You must add the following to the price you pay (unless they are already included):
(a) Delivery costs. – The costs of transport, insurance, loading or handling connected with delivering the goods to the EC border must be included.
(b) Commissions. – Certain payments of commission and brokerage, including selling commission, must be included.
But you can exclude buying commission if it is shown separately from the price paid or payable for the goods.
(c) Royalties and licence fees. – You must include these payments when they relate to the imported goods and are paid by you as a condition of the sale to you of those goods.
(d) Goods and services provided free of charge or at reduced cost by the buyer. – If you provide, directly or indirectly, any of the following, you must include in the customs value any part of the cost or value not included in the price charged to you by the seller:
- materials, components, parts and similar items incorporated in the imported goods including price tags, kimball tags, labels
- tools, dies, moulds and similar items used in producing the imported goods, for example, tooling charges. There are various ways of apportioning these charges
iii. materials consumed in producing the imported goods, for example, abrasives, lubricants, catalysts, reagents etc which are used up in the manufacture of the goods but are not incorporated in them,
- engineering, development, artwork, design work and plans and sketches carried out outside the EC and necessary for producing the imported goods. The cost of research and preliminary design sketches is not to be included.

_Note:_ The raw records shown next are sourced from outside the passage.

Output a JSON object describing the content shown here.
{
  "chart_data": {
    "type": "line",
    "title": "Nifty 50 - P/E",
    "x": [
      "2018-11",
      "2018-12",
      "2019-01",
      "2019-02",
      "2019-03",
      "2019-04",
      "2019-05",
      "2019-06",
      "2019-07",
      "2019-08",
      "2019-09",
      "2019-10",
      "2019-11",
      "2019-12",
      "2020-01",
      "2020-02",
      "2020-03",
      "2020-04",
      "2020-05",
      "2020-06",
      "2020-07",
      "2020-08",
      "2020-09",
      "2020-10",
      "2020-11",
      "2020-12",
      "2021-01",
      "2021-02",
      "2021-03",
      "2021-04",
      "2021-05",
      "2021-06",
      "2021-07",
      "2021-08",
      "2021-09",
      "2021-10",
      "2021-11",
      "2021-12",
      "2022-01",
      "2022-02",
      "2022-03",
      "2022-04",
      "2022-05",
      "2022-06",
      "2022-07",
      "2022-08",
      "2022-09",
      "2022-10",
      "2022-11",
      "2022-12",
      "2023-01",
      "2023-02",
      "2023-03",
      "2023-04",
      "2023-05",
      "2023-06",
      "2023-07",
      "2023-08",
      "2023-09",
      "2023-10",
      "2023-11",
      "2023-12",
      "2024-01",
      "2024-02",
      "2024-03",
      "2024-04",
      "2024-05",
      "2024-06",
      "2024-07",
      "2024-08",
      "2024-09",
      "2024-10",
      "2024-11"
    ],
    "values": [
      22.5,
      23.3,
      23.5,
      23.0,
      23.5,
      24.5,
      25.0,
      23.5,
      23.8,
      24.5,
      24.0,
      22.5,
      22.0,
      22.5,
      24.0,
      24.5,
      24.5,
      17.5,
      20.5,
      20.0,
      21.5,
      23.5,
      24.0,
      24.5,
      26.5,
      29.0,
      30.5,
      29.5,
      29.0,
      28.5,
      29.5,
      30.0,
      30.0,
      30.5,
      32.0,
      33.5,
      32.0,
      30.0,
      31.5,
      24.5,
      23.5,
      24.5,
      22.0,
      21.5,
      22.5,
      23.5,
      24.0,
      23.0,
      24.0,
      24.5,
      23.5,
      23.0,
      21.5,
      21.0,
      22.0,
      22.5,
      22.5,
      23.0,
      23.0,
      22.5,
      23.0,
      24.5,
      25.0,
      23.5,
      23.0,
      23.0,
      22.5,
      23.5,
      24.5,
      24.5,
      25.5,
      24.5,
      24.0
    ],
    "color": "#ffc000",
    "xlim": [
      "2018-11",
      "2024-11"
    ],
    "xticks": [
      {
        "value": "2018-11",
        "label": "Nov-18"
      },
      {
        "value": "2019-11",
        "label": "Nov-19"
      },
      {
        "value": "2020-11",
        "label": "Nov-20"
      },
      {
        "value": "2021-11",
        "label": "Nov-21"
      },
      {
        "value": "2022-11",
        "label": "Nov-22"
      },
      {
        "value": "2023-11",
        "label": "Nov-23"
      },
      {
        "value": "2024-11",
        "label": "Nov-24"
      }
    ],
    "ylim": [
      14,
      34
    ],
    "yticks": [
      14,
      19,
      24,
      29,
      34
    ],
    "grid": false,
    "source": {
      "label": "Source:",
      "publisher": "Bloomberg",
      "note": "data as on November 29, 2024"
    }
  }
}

(e) Containers and packing. Include:
- the cost of containers which are treated for customs purposes as being one with the goods being valued (that is not freight containers the hire-cost of which forms part of the transport costs), and
- the cost of packing whether for labour or materials
Where containers are for repeated use, for example, reusable bottles, you can spread their cost over the expected number of imports. If a number of the containers may not be re-exported, this must be allowed for.
(f) Proceeds of resale. – If you are to share with the seller (whether directly or indirectly) the profit on resale, use or disposal of the imported goods you must add the seller’s share to the price paid. If at the time of importation the amount of profit is not known, you must request release of the goods against a deposit or guarantee.
(g) Export duty & taxes paid in the country of origin or export. – When these taxes are incurred by the buyer they are dutiable. However, if you benefit from tax relief or repayment of these taxes they may be left out of the customs value.
If you are new to acquisitions or importing it may be worthwhile talking to an expert. This article only scratches the surface of the subject. There can be significant savings made by accurately classifying goods and applying the correct procedures and rates will avoid assessments and penalties being levied. Planning may also be available to defer when tax is paid on imports and acquisitions.